Quando pressionada pela decisão do ministro Marco Aurélio que afastou Renan Calheiros da presidência do Senado e intensificou uma crise institucional, a presidenta do Supremo Tribunal Federal, Cármen Lúcia, recorreu ao decano da Corte, Celso de Mello, para que revertesse essa liminar no plenário. E conseguiu. A estratégia de buscar o amparo no mais experiente magistrado da principal estância judiciária brasileira poderá se repetir nos próximos dias. Mello, de 71 anos, sendo 28 deles no STF, desponta, até agora, como o favorito a ser escolhido pela presidenta do Supremo para assumir todos os processos relacionados à Operação Lava Jato que tramitam na casa e estavam sob a responsabilidade de Teori Zavascki, morto em um acidente aéreo na quinta-feira passada.
Pela legislação, os casos que estavam com o Teori poderiam esperar até que o presidente Michel Temer escolha um novo nome para a corte - e seja aprovado pelo Senado - ou poderiam ser redistribuídos por Cármen Lúcia por se tratar de uma situação excepcional. A segunda hipótese é, de longe, a esperada para acontecer quando crescem as vozes que pedem que o Planalto não tenha o poder de apontar um ministro para ter papel estratégico em uma matéria que o Governo está profundamente implicado.
Se Celso de Mello for o escolhido, mais de uma centena de ações judiciais, atreladas a outras centenas de delações premiadas, deverão cair nos colos do decano. Se essa for a decisão de Cármen Lúcia, a presidenta terá uma decisão delicada porque também terá de se deparar com os egos de seus colegas de tribunal.
A única vez que o Supremo foi instado a ter uma definição parecida ocorreu em 2009, quando o ministro Carlos Alberto Menezes Direito morreu vítima de um câncer.

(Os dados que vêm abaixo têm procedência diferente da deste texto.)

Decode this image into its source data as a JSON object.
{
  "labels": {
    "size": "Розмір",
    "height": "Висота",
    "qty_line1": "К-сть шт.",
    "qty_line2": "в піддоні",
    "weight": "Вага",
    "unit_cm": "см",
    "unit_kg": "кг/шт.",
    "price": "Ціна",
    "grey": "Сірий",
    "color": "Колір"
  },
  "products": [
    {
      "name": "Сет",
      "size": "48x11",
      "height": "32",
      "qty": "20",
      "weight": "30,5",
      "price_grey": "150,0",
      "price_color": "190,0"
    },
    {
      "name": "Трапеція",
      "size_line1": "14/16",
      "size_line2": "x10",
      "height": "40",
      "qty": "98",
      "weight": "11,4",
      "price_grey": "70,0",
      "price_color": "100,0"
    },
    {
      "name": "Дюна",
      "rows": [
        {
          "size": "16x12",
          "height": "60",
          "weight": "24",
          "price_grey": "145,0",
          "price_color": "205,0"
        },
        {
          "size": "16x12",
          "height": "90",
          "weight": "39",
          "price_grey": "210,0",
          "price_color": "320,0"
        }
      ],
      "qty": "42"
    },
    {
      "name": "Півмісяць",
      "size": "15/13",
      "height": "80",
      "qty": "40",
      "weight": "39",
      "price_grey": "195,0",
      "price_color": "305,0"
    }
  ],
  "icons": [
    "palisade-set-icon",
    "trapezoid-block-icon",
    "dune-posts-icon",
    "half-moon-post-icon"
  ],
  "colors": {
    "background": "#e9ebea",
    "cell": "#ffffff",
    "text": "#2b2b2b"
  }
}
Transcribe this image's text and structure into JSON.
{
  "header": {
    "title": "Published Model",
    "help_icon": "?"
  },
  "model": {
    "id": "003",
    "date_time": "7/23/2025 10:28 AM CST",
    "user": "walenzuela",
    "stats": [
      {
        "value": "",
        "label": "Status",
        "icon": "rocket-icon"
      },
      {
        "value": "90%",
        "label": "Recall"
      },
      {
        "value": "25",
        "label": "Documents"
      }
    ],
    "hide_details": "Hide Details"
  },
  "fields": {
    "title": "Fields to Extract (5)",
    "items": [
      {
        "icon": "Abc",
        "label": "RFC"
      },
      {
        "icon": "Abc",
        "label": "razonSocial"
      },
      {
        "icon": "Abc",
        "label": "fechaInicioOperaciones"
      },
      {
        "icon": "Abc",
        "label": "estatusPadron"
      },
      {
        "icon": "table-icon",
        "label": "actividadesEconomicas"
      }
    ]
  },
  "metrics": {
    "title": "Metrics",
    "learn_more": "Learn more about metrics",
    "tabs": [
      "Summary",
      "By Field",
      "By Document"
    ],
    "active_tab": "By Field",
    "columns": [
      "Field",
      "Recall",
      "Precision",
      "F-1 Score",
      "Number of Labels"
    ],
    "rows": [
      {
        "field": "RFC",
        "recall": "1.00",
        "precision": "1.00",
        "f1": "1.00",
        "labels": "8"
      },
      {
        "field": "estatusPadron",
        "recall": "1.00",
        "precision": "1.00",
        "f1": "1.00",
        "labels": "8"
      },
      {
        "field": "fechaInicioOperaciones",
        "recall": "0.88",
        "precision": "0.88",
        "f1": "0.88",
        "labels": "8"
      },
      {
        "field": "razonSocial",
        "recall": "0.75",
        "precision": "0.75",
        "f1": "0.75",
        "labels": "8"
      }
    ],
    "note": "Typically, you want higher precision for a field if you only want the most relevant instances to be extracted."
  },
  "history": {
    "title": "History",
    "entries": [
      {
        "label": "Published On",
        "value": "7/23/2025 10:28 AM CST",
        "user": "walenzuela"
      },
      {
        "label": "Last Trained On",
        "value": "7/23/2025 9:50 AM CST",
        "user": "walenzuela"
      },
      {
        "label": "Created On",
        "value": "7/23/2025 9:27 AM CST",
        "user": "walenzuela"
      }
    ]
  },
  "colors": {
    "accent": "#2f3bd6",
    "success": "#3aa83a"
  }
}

Na ocasião, o então presidente da Corte, Gilmar Mendes, decidiu que todos os processos urgentes de Menezes Direito deveriam ser redistribuídos até que o sucessor dele assumisse o cargo de fato. A redistribuição ocorreu por meio de sorteio.
Agora, o sorteio possivelmente será descartado. Quatro pessoas com trânsito entre os ministros do STF relataram ao EL PAÍS que a tendência da presidenta é escolher Mello para que não paire suspeitas sobre os outros possíveis relatores, que têm perfis muito distintos do de Zavascki. As razões pelo nome de Mello seriam as seguintes: é o mais experiente; é tão ou mais blindado do que Zavascki (“sou um recluso em mim próprio”, disse em dezembro passado); é membro da Segunda Turma do STF, que é onde originalmente tramitam os casos da Lava Jato; e costuma tomar decisões técnicas que não se preocupam com a opinião pública.
Uma outra hipótese, menos provável, é que o revisor dos casos da Lava Jato, Luís Roberto Barroso (que atua na Primeira Turma) assuma a relatoria dos casos da Lava Jato. Um senão no caso dele é que, como deixou o seu escritório de advogados há pouco tempo (ele se tornou ministro em 2013), poderia se ver impedido de julgar um ou outro réu. Esses casos específicos, teriam de ser redirecionados a outros colegas.
A definição de Cármen Lúcia deverá respeitar um período de luto em decorrência da morte de Zavascki. A favor dela está o tempo: as atividades dos ministros só serão retomadas no dia 1º de fevereiro. Ainda assim, já há uma pressão para que sua decisão sobre a relatoria ocorra o quanto antes, até para não passar a impressão de que a maior operação contra a corrupção do país possa estar sofrendo qualquer tipo de interferência.
O presidente Michel Temer (PMDB), que indicará o sucessor de Zavascki, disse que só fará sua escolha após essa decisão de Cármen. Um dos principais juristas do país, o juiz aposentado e professor Wálter Maierovitch diz que o quanto antes o STF se decidir, melhor será para ele próprio. “Se a ministra Cármen Lúcia demorar, criará uma pressão política desnecessária ára o Supremo”, afirmou.
Em nota, o presidente da Ordem dos Advogados do Brasil, Claudio Lamachia, afirmou que a expectativa da sociedade é que a redistribuição dos casos da Lava Jato ocorra de maneira imediata por causa da “grave conjuntura política que o país atravessa”.